I understand current & voltage well, I just forgot i had put the multimeter in series with the power supply as I had already soldered in the USB socket.
The problem was your statement "the amperage I measured above is total for the camera plus the inefficient regulator so the camera will probably take less than half that".
I guess you're measuring the current between vehicle 12V and 7805 pin 1, call it 502mA. This is I in the diagram. That current will be split between the regulator operating current (to ground through pin 2, shown as Iq) and the load itself (to ground through pin 3 then the camera (R), and is shown as Io).
The regulator draws very little current to do its job - if you measure the current between 7805 pin 2 and ground, it'll be about 2mA depending on the 7805 chip itself. This is Iq in the diagram above.
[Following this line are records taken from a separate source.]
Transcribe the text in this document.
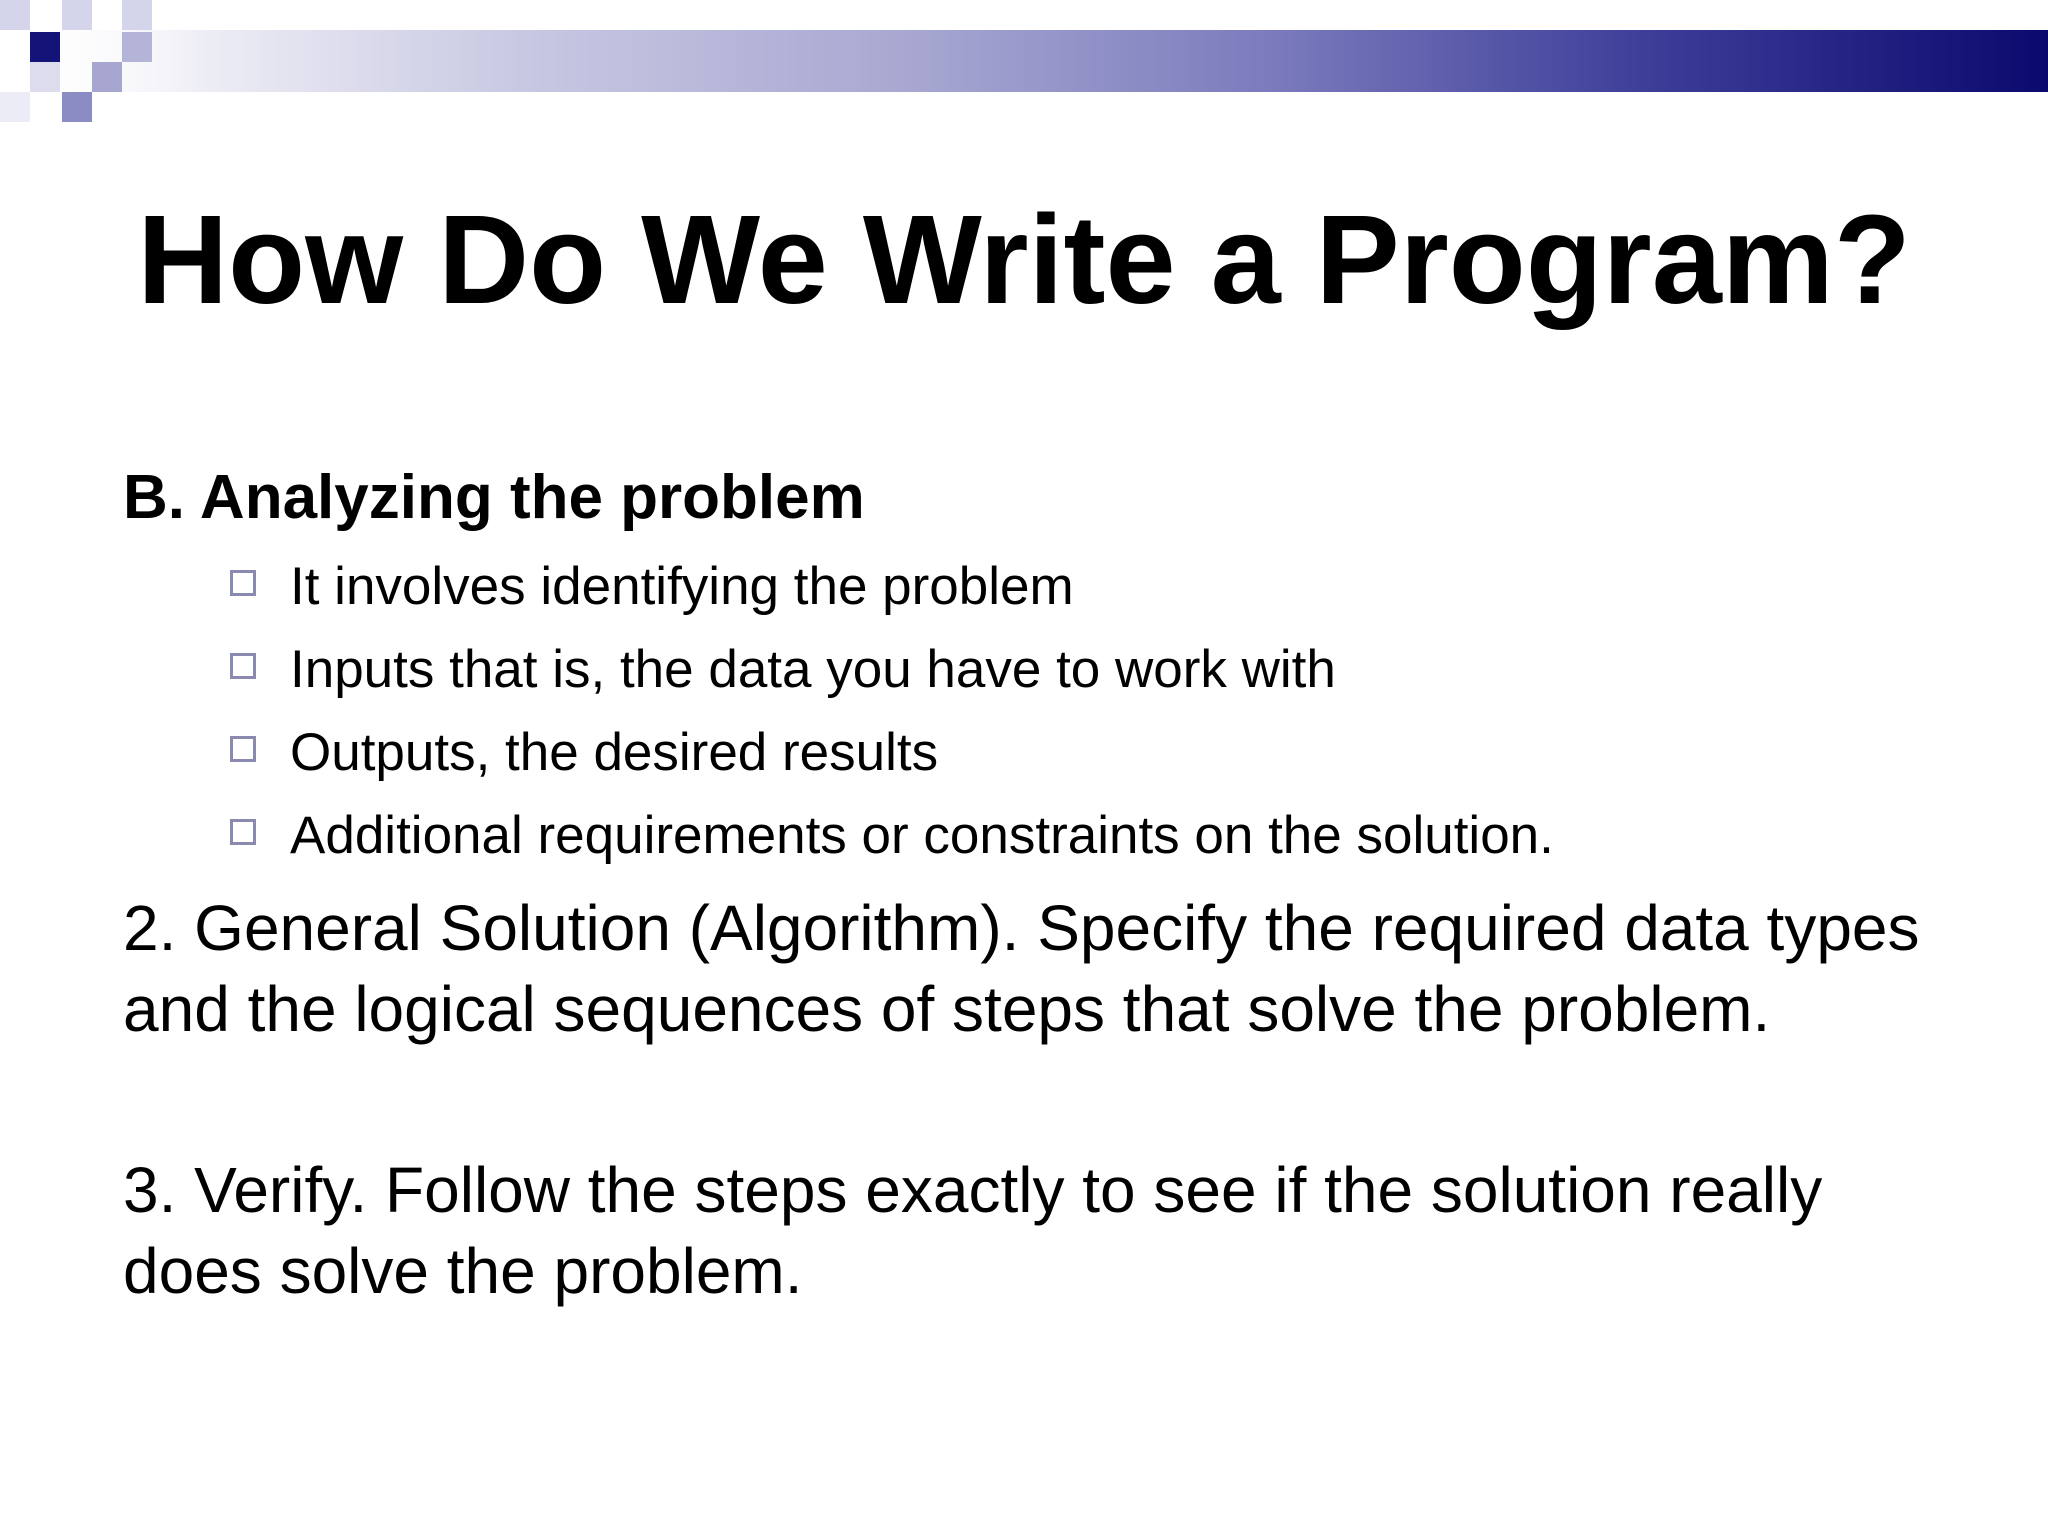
How Do We Write a Program?
B. Analyzing the problem
It involves identifying the problem
Inputs that is, the data you have to work with
Outputs, the desired results
Additional requirements or constraints on the solution.
2. General Solution (Algorithm). Specify the required data types and the logical sequences of steps that solve the problem.
3. Verify. Follow the steps exactly to see if the solution really does solve the problem.
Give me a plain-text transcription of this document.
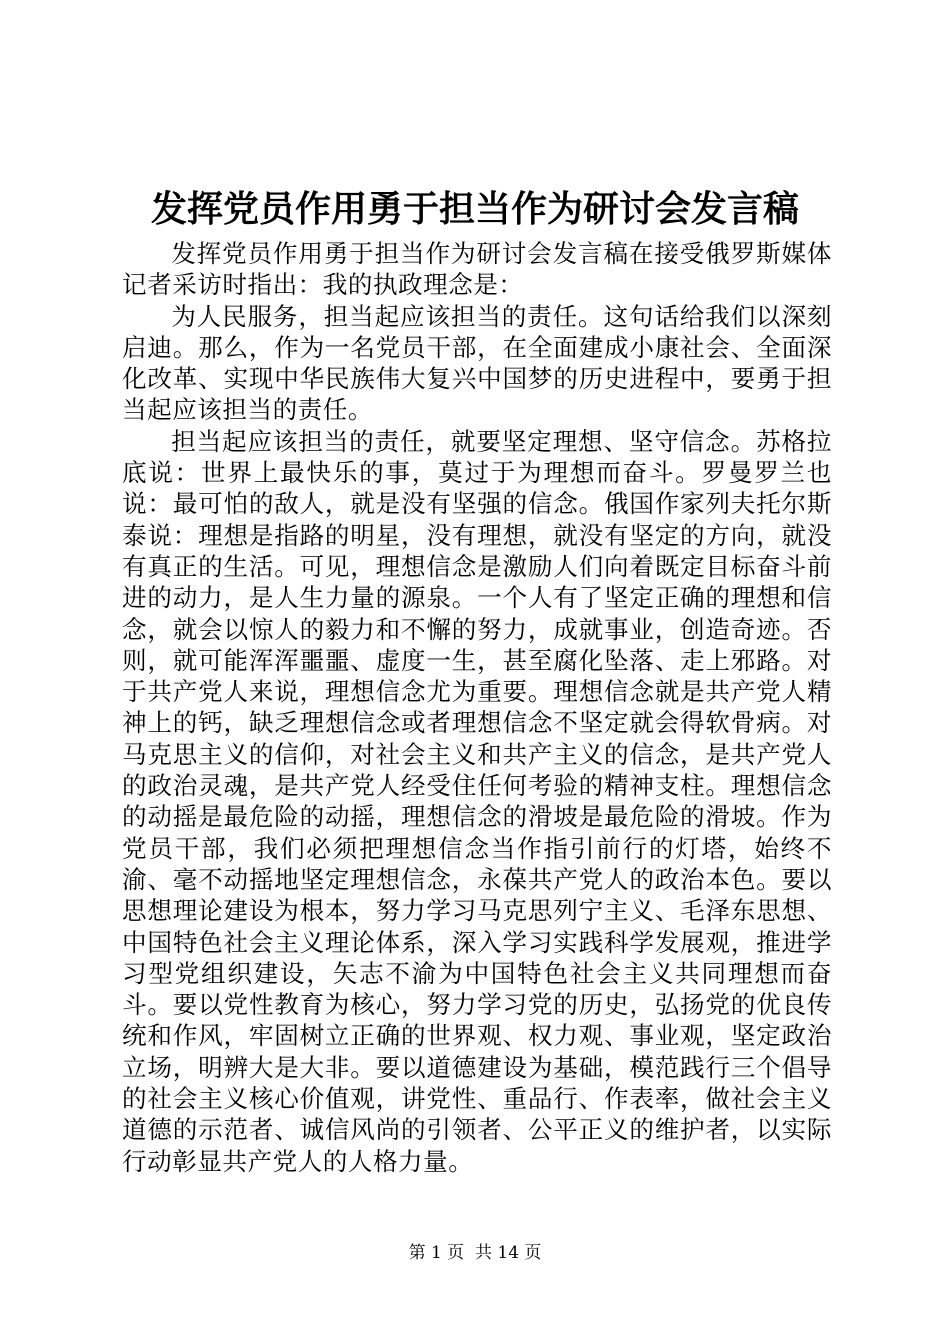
发挥党员作用勇于担当作为研讨会发言稿

发挥党员作用勇于担当作为研讨会发言稿在接受俄罗斯媒体记者采访时指出：我的执政理念是：

为人民服务，担当起应该担当的责任。这句话给我们以深刻启迪。那么，作为一名党员干部，在全面建成小康社会、全面深化改革、实现中华民族伟大复兴中国梦的历史进程中，要勇于担当起应该担当的责任。

担当起应该担当的责任，就要坚定理想、坚守信念。苏格拉底说：世界上最快乐的事，莫过于为理想而奋斗。罗曼罗兰也说：最可怕的敌人，就是没有坚强的信念。俄国作家列夫托尔斯泰说：理想是指路的明星，没有理想，就没有坚定的方向，就没有真正的生活。可见，理想信念是激励人们向着既定目标奋斗前进的动力，是人生力量的源泉。一个人有了坚定正确的理想和信念，就会以惊人的毅力和不懈的努力，成就事业，创造奇迹。否则，就可能浑浑噩噩、虚度一生，甚至腐化坠落、走上邪路。对于共产党人来说，理想信念尤为重要。理想信念就是共产党人精神上的钙，缺乏理想信念或者理想信念不坚定就会得软骨病。对马克思主义的信仰，对社会主义和共产主义的信念，是共产党人的政治灵魂，是共产党人经受住任何考验的精神支柱。理想信念的动摇是最危险的动摇，理想信念的滑坡是最危险的滑坡。作为党员干部，我们必须把理想信念当作指引前行的灯塔，始终不渝、毫不动摇地坚定理想信念，永葆共产党人的政治本色。要以思想理论建设为根本，努力学习马克思列宁主义、毛泽东思想、中国特色社会主义理论体系，深入学习实践科学发展观，推进学习型党组织建设，矢志不渝为中国特色社会主义共同理想而奋斗。要以党性教育为核心，努力学习党的历史，弘扬党的优良传统和作风，牢固树立正确的世界观、权力观、事业观，坚定政治立场，明辨大是大非。要以道德建设为基础，模范践行三个倡导的社会主义核心价值观，讲党性、重品行、作表率，做社会主义道德的示范者、诚信风尚的引领者、公平正义的维护者，以实际行动彰显共产党人的人格力量。

第 1 页  共 14 页
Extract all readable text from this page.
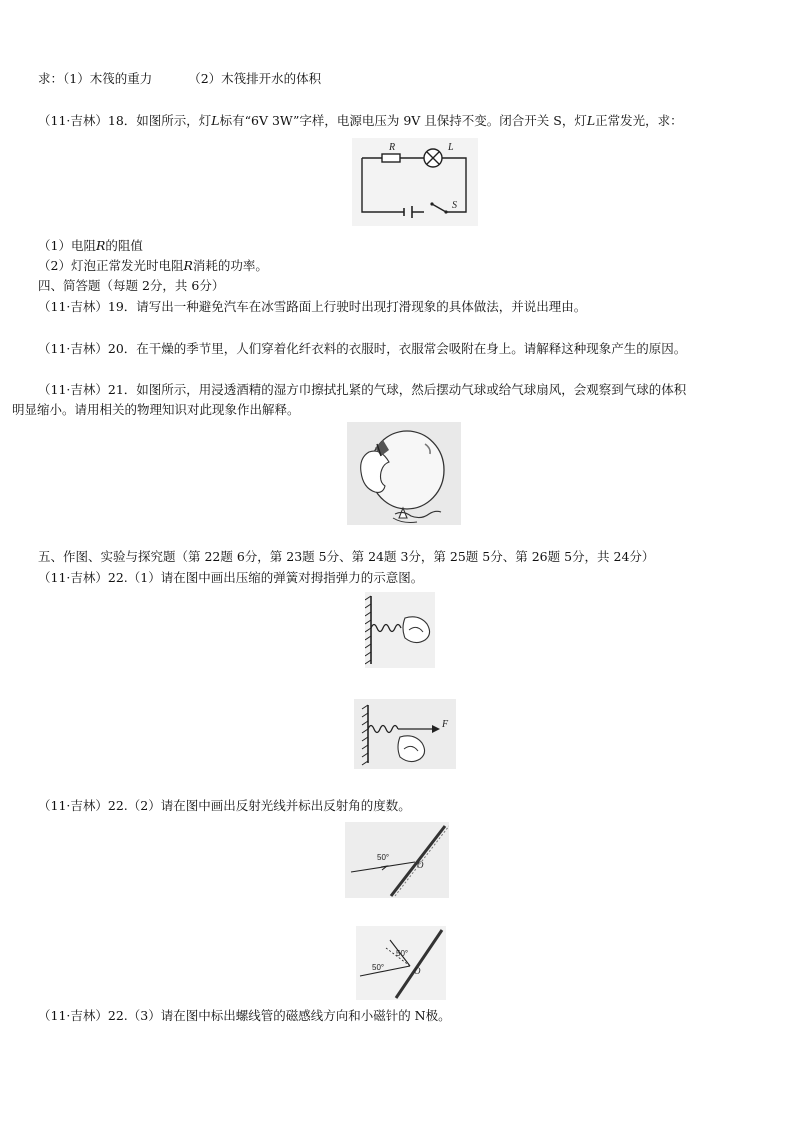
求：（1）木筏的重力	（2）木筏排开水的体积
（11·吉林）18．如图所示，灯L标有“6V 3W”字样，电源电压为 9V 且保持不变。闭合开关 S，灯L正常发光，求：
R	L
S
（1）电阻R的阻值
（2）灯泡正常发光时电阻R消耗的功率。
四、简答题（每题 2分，共 6分）
（11·吉林）19．请写出一种避免汽车在冰雪路面上行驶时出现打滑现象的具体做法，并说出理由。
（11·吉林）20．在干燥的季节里，人们穿着化纤衣料的衣服时，衣服常会吸附在身上。请解释这种现象产生的原因。
（11·吉林）21．如图所示，用浸透酒精的湿方巾擦拭扎紧的气球，然后摆动气球或给气球扇风，会观察到气球的体积
明显缩小。请用相关的物理知识对此现象作出解释。
五、作图、实验与探究题（第 22题 6分，第 23题 5分、第 24题 3分，第 25题 5分、第 26题 5分，共 24分）
（11·吉林）22.（1）请在图中画出压缩的弹簧对拇指弹力的示意图。
F
（11·吉林）22.（2）请在图中画出反射光线并标出反射角的度数。
50°
O
50°
50°	O
（11·吉林）22.（3）请在图中标出螺线管的磁感线方向和小磁针的 N极。
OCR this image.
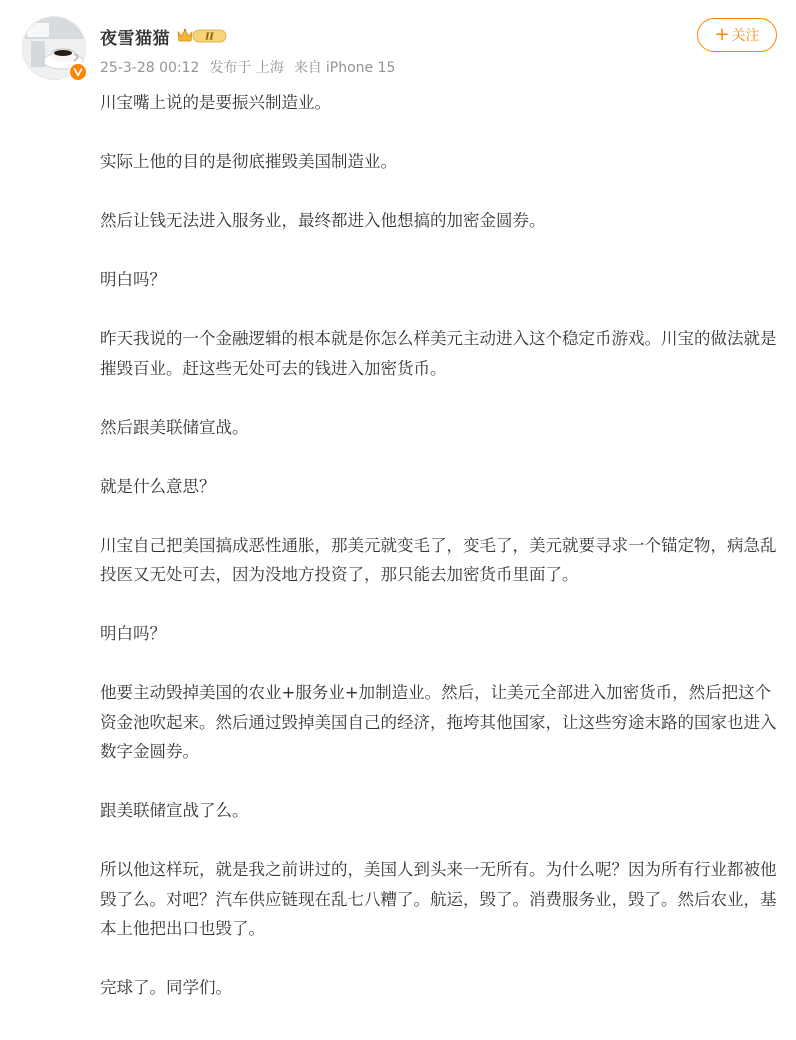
夜雪猫猫	II
25-3-28 00:12 发布于 上海 来自 iPhone 15
+ 关注

川宝嘴上说的是要振兴制造业。

实际上他的目的是彻底摧毁美国制造业。

然后让钱无法进入服务业，最终都进入他想搞的加密金圆券。

明白吗？

昨天我说的一个金融逻辑的根本就是你怎么样美元主动进入这个稳定币游戏。川宝的做法就是摧毁百业。赶这些无处可去的钱进入加密货币。

然后跟美联储宣战。

就是什么意思？

川宝自己把美国搞成恶性通胀，那美元就变毛了，变毛了，美元就要寻求一个锚定物，病急乱投医又无处可去，因为没地方投资了，那只能去加密货币里面了。

明白吗？

他要主动毁掉美国的农业+服务业+加制造业。然后，让美元全部进入加密货币，然后把这个资金池吹起来。然后通过毁掉美国自己的经济，拖垮其他国家，让这些穷途末路的国家也进入数字金圆券。

跟美联储宣战了么。

所以他这样玩，就是我之前讲过的，美国人到头来一无所有。为什么呢？因为所有行业都被他毁了么。对吧？汽车供应链现在乱七八糟了。航运，毁了。消费服务业，毁了。然后农业，基本上他把出口也毁了。

完球了。同学们。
The remainder (500mA) goes out of pin 3 and through the camera, Io in the diagram. The voltage at pin 3 is 5V, so the internals of the 7805 need to "absorb" the other 7V whilst passing 500mA.
The point is that the camera draws pretty much all of the measured current. The 7805's inefficiency isn't from its regulation control circuitry, it's from the way it "gets rid of" the excess voltage.
I would have built a switching regulator, except I found (as you have) that I can't get close to the price of a pre-assembled one. I really can't fault
mine: small, well-packaged, runs cold, capable (5V 3A from alleged input of 8-23V) and cheaper than I could get the IC on its own.